Vladimir Kovalsky (left) and Dmitri Lazutkin.Personal archive
A new system uniting IT and medicine is taking its first steps into the Russian market. Billed as digital health, its aims are to help people save money on treatment, to accelerate medical services, and to make those services accessible to people living in the remote regions of Russia’s eleven time zones. Entrepreneurs believe this form of private medicine will boom in the Russian market in upcoming years.
The partners behind the venture promising to transform Russian healthcare met in Japan.
Vladimir Kovalsky, 31, and Dmitri Lazutkin, 30, both received invitations to study at the Tokyo University of Agriculture and Technology during their fifth year of school. Kovalsky was attending the Russian Far Eastern University; Lazutkin was at the Pacific Ocean State University.
While in Japan, Lazutkin broke his arm. During his subsequent dealings with the local health system, including an operation, Lazutkin found himself awed by the interactions between all the players and thrilled by their result: his own rehabilitation.
From his experience, a business idea was born.
“We understood that, coming back to Russia, we would not be able to arrange the hospitals and clinics,” Lazutkin remembers. “But a part of it, for example the informatization process, we would be able to handle.”
In 2008, together with programmers from Khabarovsk (one of the largest Russian cities in the Far East), Lazutkin and Kovalsky launched a project to gradually link up more and more clinics with a program that managed documents electronically. The name of the endeavor, which turned out to be one of the only feasible digital health projects in Russia: MEDESK.
Kovalsky and Lazutkin found their calling when a nurse at a clinic in a Siberian village asked to upload a patient’s cardiogram to their system, where a cardiologist at a large medical center could study it and send back suggestions.
“The country is big,” says Kovalsky, “and the remote regions lack doctors.”
Before, a patient in a town such as Magadan (a port town in the Far East with a population of 93,000 people located 6,400 miles from Moscow) would never have been able to connect with a high-level specialist. But MEDESK made it possible for that patient to remotely “see” a specialist in Moscow.
Demand for the service exploded, bringing money pouring into both local and big-city clinics. Today, the cases that go through the MEDESK system monthly number in the many thousands.
The end of 2013 saw Kovalsky and Lazutkin’s efforts pay off with the launch of a “cloud” version of MEDESK, offering even more options.
Head of the Russian American Scientists Association (RASA-USA), Boston Children’s Hospital, Harvard Medical School
"Telehealth applications have great potential for Russian healthcare. Such products are very useful for general practitioners, as well as for specialists, who work in remote villages. The ability to consult with a colleague is especially valuable for pediatricians who often need to make critical decisions rapidly, without the opportunity of transporting a sick baby to a specialized center.”

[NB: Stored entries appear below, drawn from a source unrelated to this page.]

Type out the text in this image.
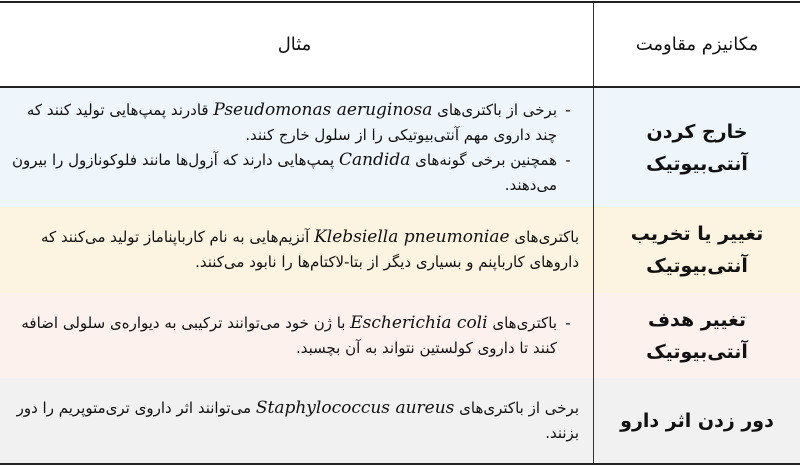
مکانیزم مقاومت
مثال
خارج کردن
آنتی‌بیوتیک
-
برخی از باکتری‌های Pseudomonas aeruginosa قادرند پمپ‌هایی تولید کنند که چند داروی مهم آنتی‌بیوتیکی را از سلول خارج کنند.
-
همچنین برخی گونه‌های Candida پمپ‌هایی دارند که آزول‌ها مانند فلوکونازول را بیرون می‌دهند.
تغییر یا تخریب
آنتی‌بیوتیک
باکتری‌های Klebsiella pneumoniae آنزیم‌هایی به نام کارباپناماز تولید می‌کنند که داروهای کارباپنم و بسیاری دیگر از بتا-لاکتام‌ها را نابود می‌کنند.
تغییر هدف
آنتی‌بیوتیک
-
باکتری‌های Escherichia coli با ژن خود می‌توانند ترکیبی به دیواره‌ی سلولی اضافه کنند تا داروی کولستین نتواند به آن بچسبد.
دور زدن اثر دارو
برخی از باکتری‌های Staphylococcus aureus می‌توانند اثر داروی تری‌متوپریم را دور بزنند.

The company works with clinics on a subscription basis with monthly rates ranging from the basic $50 to the premium $800. More than 1,000 doctors, administrators and economists in 21 Russian regions use the platform, which serves more than 115,000 patients and collaborators. The number of clients grows 10-15 percent each month.
In the absence of external investors, MEDESK has spent $16,000 of its own $161,000 annual budget on expansion. And for now, only network clinics and big medical centers connected with at least 30 collaborators can fully utilize the platform’s potential.
But Russian insurance companies are particularly interested in MEDESK, whose single system calculates the total time, work and cost needed to treat a patient.
And according to Kovalsky and Lazutkin, the possibilities of digital health are as expansive as Russia itself, and must be thoroughly explored to best serve Russian patients.